Since the vocal tract is relatively open and the vocal folds are vibrating, some really cool acoustic things are happening. Your vocal tract is basically a long tube that is closed at one end (your larynx) and open at the other (your mouth and nose). It is a certain length and thickness, and has two main sections: the part behind your tongue (your pharynx) and your oral cavity (I am going to discuss nasality and nasal vowels in another post). The length, thickness, and two part nature of the tube means that it has certain resonant properties (certain frequencies will be enhanced). The buzzing of your vocal folds produces a spectrum of harmonics (basically, it vibrates at a certain frequency and the whole number multiples of that frequency). And, since your tongue can be in different positions, the relative sizes of the cavities (your pharynx and oral cavities) can change. This produces a filter on the harmonic spectrum from the vocal folds. This filter means that certain areas of the spectrum are 'enhanced' and others are not. These enhanced areas are called formants. So, you take the harmonic spectrum that is the result of the buzzing from your vocal folds (the source) and the resonance of the tube and add in the shape and relative sizes of the cavities (the filter), this produces formants, which we can then measure. A picture (from here) is probably worth a couple hundred words:



When we measure vowels, we are measuring formants, which are the result of the relationship between the cavities and their impact on the spectrum. As the tongue moves, the relationship and relative sizes and shapes of the two cavities change, and this produces the different vowel sounds. For example, for the vowel in the word beet, the tongue is high in the oral cavity. This means the pharyngeal cavity (your throat) is relatively large and the oral cavity is relatively smaller. Large things vibrate slower than small things, so the formant associated with the pharyngeal cavity (F1) is relatively low, and the formant associated with the oral cavity (F2) will be relatively high, because it is smaller (both of these are still dependent on the harmonic spectrum of the source).
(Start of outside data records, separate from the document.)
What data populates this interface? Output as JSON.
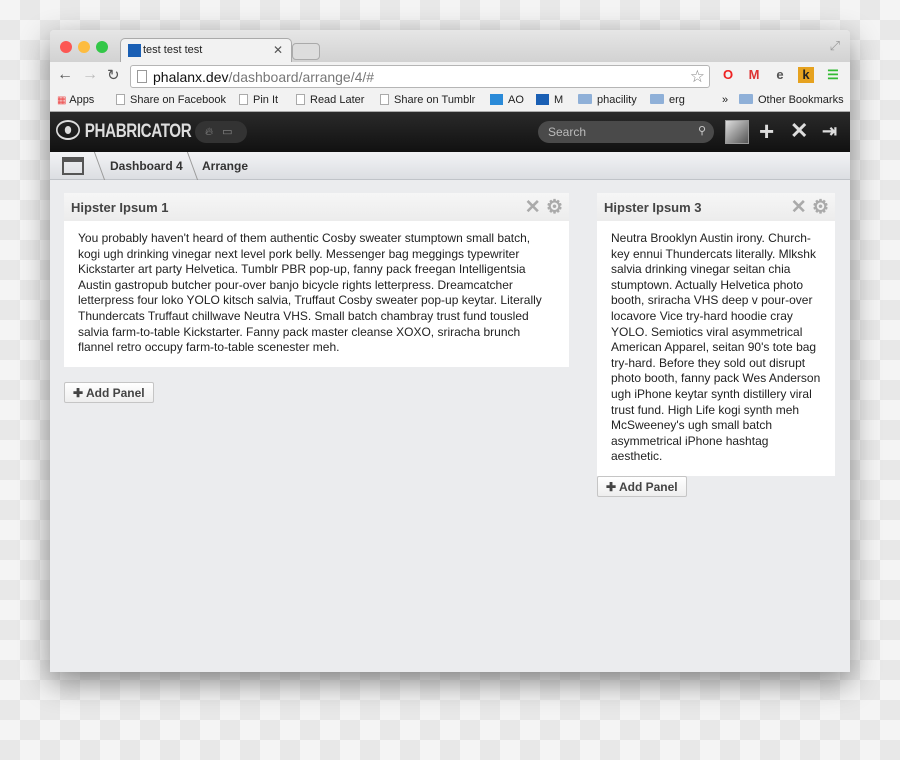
{
  "browser": {
    "tab_title": "test test test",
    "url_host": "phalanx.dev",
    "url_path": "/dashboard/arrange/4/#",
    "bookmarks": [
      "Apps",
      "Share on Facebook",
      "Pin It",
      "Read Later",
      "Share on Tumblr",
      "AO",
      "M",
      "phacility",
      "erg",
      "Other Bookmarks"
    ],
    "overflow": "»"
  },
  "header": {
    "logo": "PHABRICATOR",
    "search_placeholder": "Search"
  },
  "breadcrumbs": [
    "Dashboard 4",
    "Arrange"
  ],
  "panels": [
    {
      "title": "Hipster Ipsum 1",
      "body": "You probably haven't heard of them authentic Cosby sweater stumptown small batch, kogi ugh drinking vinegar next level pork belly. Messenger bag meggings typewriter Kickstarter art party Helvetica. Tumblr PBR pop-up, fanny pack freegan Intelligentsia Austin gastropub butcher pour-over banjo bicycle rights letterpress. Dreamcatcher letterpress four loko YOLO kitsch salvia, Truffaut Cosby sweater pop-up keytar. Literally Thundercats Truffaut chillwave Neutra VHS. Small batch chambray trust fund tousled salvia farm-to-table Kickstarter. Fanny pack master cleanse XOXO, sriracha brunch flannel retro occupy farm-to-table scenester meh."
    },
    {
      "title": "Hipster Ipsum 3",
      "body": "Neutra Brooklyn Austin irony. Church-key ennui Thundercats literally. Mlkshk salvia drinking vinegar seitan chia stumptown. Actually Helvetica photo booth, sriracha VHS deep v pour-over locavore Vice try-hard hoodie cray YOLO. Semiotics viral asymmetrical American Apparel, seitan 90's tote bag try-hard. Before they sold out disrupt photo booth, fanny pack Wes Anderson ugh iPhone keytar synth distillery viral trust fund. High Life kogi synth meh McSweeney's ugh small batch asymmetrical iPhone hashtag aesthetic."
    }
  ],
  "add_panel_label": "Add Panel",
  "colors": {
    "close": "#fc5753",
    "minimize": "#fdbc40",
    "zoom": "#33c748",
    "content_bg": "#ebecee"
  }
}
Now, there is one other aspect that needs to be mentioned. Males tend to have bigger heads and longer vocal tracts that females, and as a result, their frequencies are affected. A longer tube vibrates more slowly, and we hear that as a lower pitch (this is modulated by many, many things, but at its core, males tend to have 'deeper' voices and lower pitch). This affects all the frequencies and their resulting formants. So, when we compare males and females, we have to adjust for these differences. This is called 'vowel normalization'. There are literally books on the subject, so I can't really go into the details here, but think of it as a way to adjust for the difference in vocal tract length while maintaining some of the differences related to pronunciation.

Now, that is probably way more information than is necessary, but it points towards what I did for part of my dissertation and other research. I record a person, and then I transcribe what we said. I then locate all the vowels in the speech stream, and then I measure the first and second formants (F1 and F2), normalize the data. I then run statistical tests to compare the results, based on all sorts of linguistic and social factors. So, now you know what we linguists mean when we say we 'measure vowels'. We are actually measuring the frequencies of formants, which are the result of a filter (the resonance of the vocal tract and the articulation - where and how their tongue and jaw are positioned) placed on the source (the vibration of the vocal folds). Simple, right?